2. Term starts at the beginning of April
The start of the school year coincides with the first bloom of spring, so dramatically marked in Japan by the appearance of the sakura cherry blossom. It is thought that this means children start their school years with a feeling of positivity due to the end of the winter months. This timetable is quite unlike most of the world, where school starts at the end of summer or start of Autumn. Perhaps we should all switch to the Japanese way!
3. Kids do all the school cleaning themselves
All students are expected to take part in the cleaning chores of the school. This inculcates in them an almost natural work-ethic. They form teams and learn what it takes to get a job done well, with cooperation and hard work. They don't only clean the classroom, but the cafeteria and lavatories too. Consequently, the children are much more careful not to make a mess of their school, and learn to despise uncleanliness. As a child I would have hated it if we were told to do this, but now I am sure it would have been a better thing if we had done so.
4. Eating in the Classroom
In Japan meals are important communal moments. Students eat the same balanced and well-prepared meals as one another, almost always in the presence of their teachers. This helps build a strong bond, and encourages good table manners. Before every meal, everyone has to pray and say thanks (itadakimasu), and at the end they do the same (gochisosama deshita). These are highly polite phrases that express gratitude to the earth, to the food itself, to the cook, and also to their social superiors present at the table.
5. All high school students enjoy extra-curricular activities
If Japanese kids are not working, they are playing. So, after school is just as important as the school hours themselves. Their time is then divided into extra study, either at one of the many juku private schools, designed to improve exam scores in math, science and English, or at school sports and musical clubs. Every junior high school student chooses a club to join, such as swim, table-tennis, baseball, brass band, chess etc, and then pursues their ability in that club for the rest of their school years. They socialize with their group and spend most of their weekends with them too.
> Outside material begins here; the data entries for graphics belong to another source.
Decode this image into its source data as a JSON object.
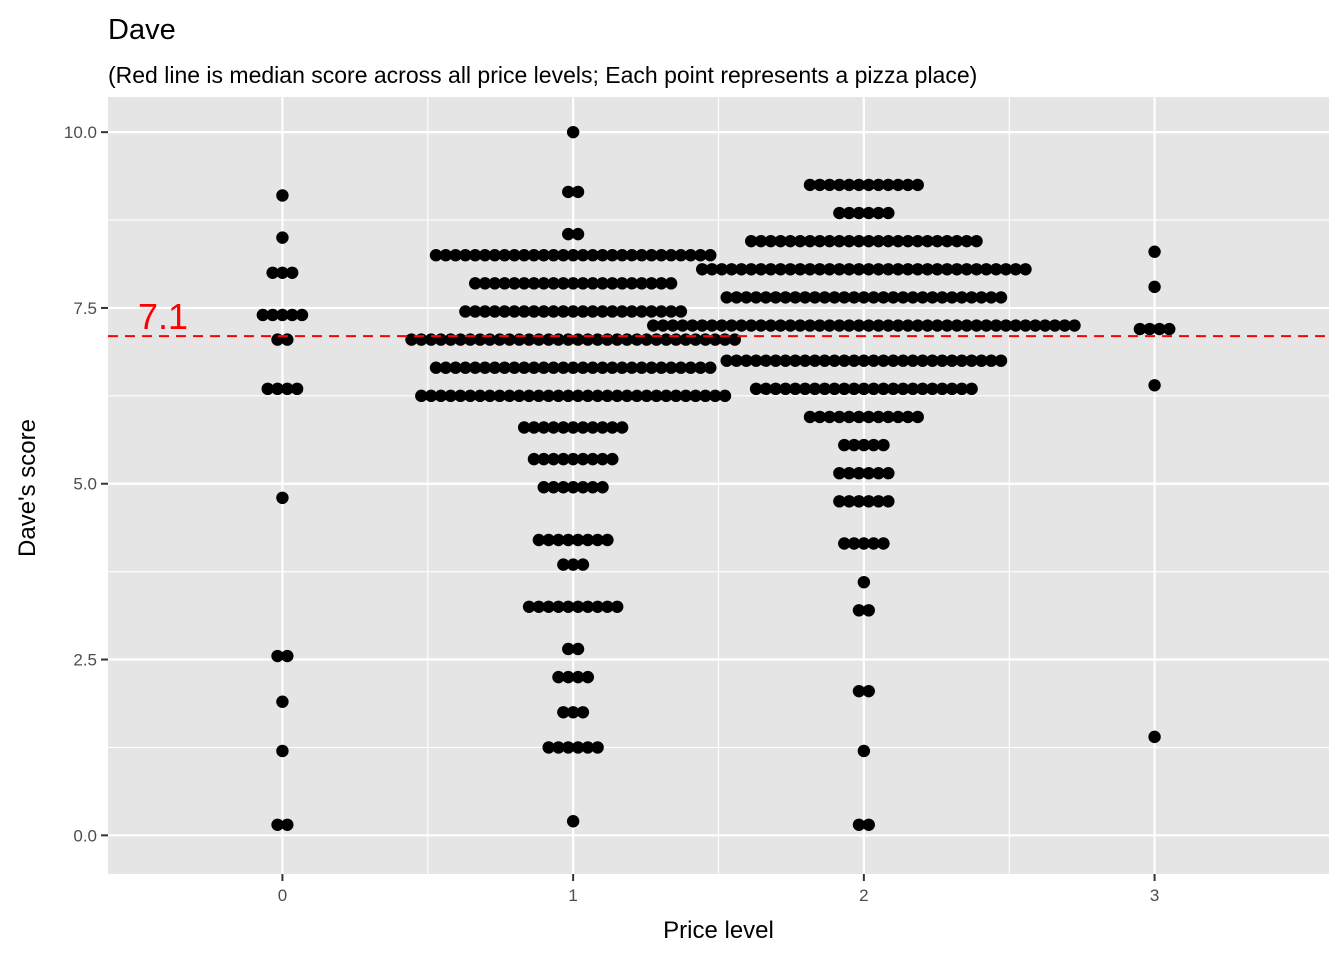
{
  "chart_data": {
    "type": "scatter",
    "title": "Dave",
    "subtitle": "(Red line is median score across all price levels; Each point represents a pizza place)",
    "xlabel": "Price level",
    "ylabel": "Dave's score",
    "xlim": [
      -0.6,
      3.6
    ],
    "ylim": [
      -0.55,
      10.5
    ],
    "x_ticks": [
      0,
      1,
      2,
      3
    ],
    "x_tick_labels": [
      "0",
      "1",
      "2",
      "3"
    ],
    "y_ticks": [
      0,
      2.5,
      5,
      7.5,
      10
    ],
    "y_tick_labels": [
      "0.0",
      "2.5",
      "5.0",
      "7.5",
      "10.0"
    ],
    "grid": true,
    "point_color": "#000000",
    "background": "#e5e5e5",
    "grid_color": "#ffffff",
    "median": {
      "value": 7.1,
      "label": "7.1",
      "color": "#ff0000",
      "style": "dashed"
    },
    "price_groups": [
      {
        "price_level": 0,
        "rows": [
          {
            "score": 9.1,
            "count": 1
          },
          {
            "score": 8.5,
            "count": 1
          },
          {
            "score": 8.0,
            "count": 3
          },
          {
            "score": 7.4,
            "count": 5
          },
          {
            "score": 7.05,
            "count": 2
          },
          {
            "score": 6.35,
            "count": 4
          },
          {
            "score": 4.8,
            "count": 1
          },
          {
            "score": 2.55,
            "count": 2
          },
          {
            "score": 1.9,
            "count": 1
          },
          {
            "score": 1.2,
            "count": 1
          },
          {
            "score": 0.15,
            "count": 2
          }
        ]
      },
      {
        "price_level": 1,
        "rows": [
          {
            "score": 10.0,
            "count": 1
          },
          {
            "score": 9.15,
            "count": 2
          },
          {
            "score": 8.55,
            "count": 2
          },
          {
            "score": 8.25,
            "count": 29
          },
          {
            "score": 7.85,
            "count": 21
          },
          {
            "score": 7.45,
            "count": 23
          },
          {
            "score": 7.05,
            "count": 34
          },
          {
            "score": 6.65,
            "count": 29
          },
          {
            "score": 6.25,
            "count": 32
          },
          {
            "score": 5.8,
            "count": 11
          },
          {
            "score": 5.35,
            "count": 9
          },
          {
            "score": 4.95,
            "count": 7
          },
          {
            "score": 4.2,
            "count": 8
          },
          {
            "score": 3.85,
            "count": 3
          },
          {
            "score": 3.25,
            "count": 10
          },
          {
            "score": 2.65,
            "count": 2
          },
          {
            "score": 2.25,
            "count": 4
          },
          {
            "score": 1.75,
            "count": 3
          },
          {
            "score": 1.25,
            "count": 6
          },
          {
            "score": 0.2,
            "count": 1
          }
        ]
      },
      {
        "price_level": 2,
        "rows": [
          {
            "score": 9.25,
            "count": 12
          },
          {
            "score": 8.85,
            "count": 6
          },
          {
            "score": 8.45,
            "count": 24
          },
          {
            "score": 8.05,
            "count": 34
          },
          {
            "score": 7.65,
            "count": 29
          },
          {
            "score": 7.25,
            "count": 44
          },
          {
            "score": 6.75,
            "count": 29
          },
          {
            "score": 6.35,
            "count": 23
          },
          {
            "score": 5.95,
            "count": 12
          },
          {
            "score": 5.55,
            "count": 5
          },
          {
            "score": 5.15,
            "count": 6
          },
          {
            "score": 4.75,
            "count": 6
          },
          {
            "score": 4.15,
            "count": 5
          },
          {
            "score": 3.6,
            "count": 1
          },
          {
            "score": 3.2,
            "count": 2
          },
          {
            "score": 2.05,
            "count": 2
          },
          {
            "score": 1.2,
            "count": 1
          },
          {
            "score": 0.15,
            "count": 2
          }
        ]
      },
      {
        "price_level": 3,
        "rows": [
          {
            "score": 8.3,
            "count": 1
          },
          {
            "score": 7.8,
            "count": 1
          },
          {
            "score": 7.2,
            "count": 4
          },
          {
            "score": 6.4,
            "count": 1
          },
          {
            "score": 1.4,
            "count": 1
          }
        ]
      }
    ]
  }
}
6. Kids are taught beautiful poetry and calligraphy
Japan never forgets its own traditional art forms. So, kanji (over 2,000 Chinese characters), Hiragana and Katakana (the two native writing systems) are all taught to students. They have to learn exactly how to write each character, writing strokes in the right direction and in a very precise order. They use bamboo sticks and rice paper for this process. Haiku poems from Japan's rich literary history are also recited and learned by heart. Every student understands the importance of preserving their cultural heritage.
7. School uniforms are obligatory, inside and outside school
School uniforms become obligatory by junior high school. Since every student wears the same attire, all social barriers are erased and everyone is considered part of the same school body. The same goes for haircuts. Boys are supposed to have short cuts, and girls medium length hair with a short fringe. When in public, school children are not feared by people, but respected. Thus, there is good harmony between generations.
8. Japan's school truancy rate is only 0.01%
It is very rare for children to fail to attend school, which I wish I could say about my country! Not only do all children attend, but they also try to pay close attention to their class lectures. It has been calculated that around 91% always listen to their teachers at all times. And I thought I was quite a good student, but there were certainly many hours that I day dreamed away while my teachers were talking!
9. One exam decides everything
High schools are so rigorous in Japan that a high school graduate here is considered as educated as a university graduate in Italy, itself a very important and cultured land. So, for those who would pursue a college education, competition is quite fierce. One exam will decide whether they get the marks required to attend their single college choice. If they fail to meet the grade they will probably not go to university, but they will still be very employable in Japan's high employment economy.
10. After completing school, college is considered a holiday
So hard is the effort required in the national school system that graduating is considered the first great trial of their lives. The following college years that some of them will move to are considered more of a reward to be enjoyed than something to be taken very seriously. At university, students are regularly seen sleeping through lectures, so universities in Japan do not rank very high internationally. Perhaps this is simply a result of working so hard during their early teens at school.